There have been so many times when we thought we were out of options when it came to treatments for our son’s epilepsy. We tried all the medications. We tried the ketogenic diet. Because his seizures were generalized, he wasn’t a candidate for surgeries that are available to people who have focal seizures.

Each time one of the treatments failed to control his seizures, we felt resigned to give up hope.

But even in the 10 years since my son was diagnosed, there have been many new advancements.

Genetic testing is being used to identify specific genetic mutations associated with epilepsy, which has enabled personalized treatment strategies, improving efficacy and reducing side effects.

Epidiolex was introduced in 2018 to treat Lennox-Gastaut syndrome and Dravet syndrome.

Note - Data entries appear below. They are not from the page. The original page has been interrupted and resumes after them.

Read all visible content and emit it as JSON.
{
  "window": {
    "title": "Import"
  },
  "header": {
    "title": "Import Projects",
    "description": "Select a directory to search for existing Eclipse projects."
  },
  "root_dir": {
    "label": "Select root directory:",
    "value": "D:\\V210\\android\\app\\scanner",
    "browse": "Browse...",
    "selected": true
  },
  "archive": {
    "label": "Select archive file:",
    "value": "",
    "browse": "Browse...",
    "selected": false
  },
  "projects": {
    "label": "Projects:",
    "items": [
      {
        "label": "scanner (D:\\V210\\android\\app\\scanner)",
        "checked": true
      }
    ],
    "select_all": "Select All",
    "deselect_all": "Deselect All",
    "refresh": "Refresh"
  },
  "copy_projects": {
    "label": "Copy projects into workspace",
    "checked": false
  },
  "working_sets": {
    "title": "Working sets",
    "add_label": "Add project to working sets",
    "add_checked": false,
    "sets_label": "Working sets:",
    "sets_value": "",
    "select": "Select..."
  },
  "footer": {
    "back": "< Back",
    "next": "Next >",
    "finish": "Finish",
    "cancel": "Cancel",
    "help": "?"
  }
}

A new surgical technique called Laser Interstitial Thermal Therapy (LITT) that uses a laser to target and ablate seizure-causing brain tissue precisely was approved, reducing recovery time compared to traditional surgery.

Although it was used off-label earlier, Vagus Nerve Stimulation (VNS), which involves implanting a device that stimulates the vagus nerve to reduce seizure frequency, was FDA-approved in 2017 to treat children as young as 4 years old with drug-resistant focal epilepsy.

Deep Brain Stimulation (DBS), traditionally used to treat movement disorders like Parkinson’s, is now being used to target brain regions like the anterior nucleus of the thalamus to reduce seizure frequency in individuals with drug-resistant epilepsy.

We’ve benefited from these advancements. In addition to genetic testing, my son had VNS surgery when he was nine and DBS surgery right before his 15th birthday, even though they weren’t options when our journey started.

Of course, it’s easier to be on this side of it and say that I always had hope or that I automatically added the word “yet” to the sentence “there is nothing left to try.” I didn’t. I was overwhelmed because everything we tried didn’t stop the seizures. I had almost lost my son, and I was afraid that, with every failed treatment, every door was closing on his future.

Eventually, I would be reluctant to try a door because that would mean fewer were available. At least with untested doors, there was hope. It’s like in high school, when there was a girl I liked, if I didn’t ask her out, she couldn’t say “no,” so there was always hope for a “yes.”

What changed for me was seeing the advancements and having them offered. First, there was a new medication, then another, and then the VNS. I saw first-hand how continued progress created more doors, making trying one a little less scary. I began to believe there would be more doors, which made it easier to believe in the word “yet.”

Right now, our hand is on the DBS door. We’ve cracked it open and are waiting to see what is on the other side. There are never guarantees, but we hope it improves our son’s quality of life. If it doesn’t and we have to close that door, too, when the feeling comes back that there is nothing left to try, I will remember to complete the sentence:

It feels like there is nothing left to try…yet.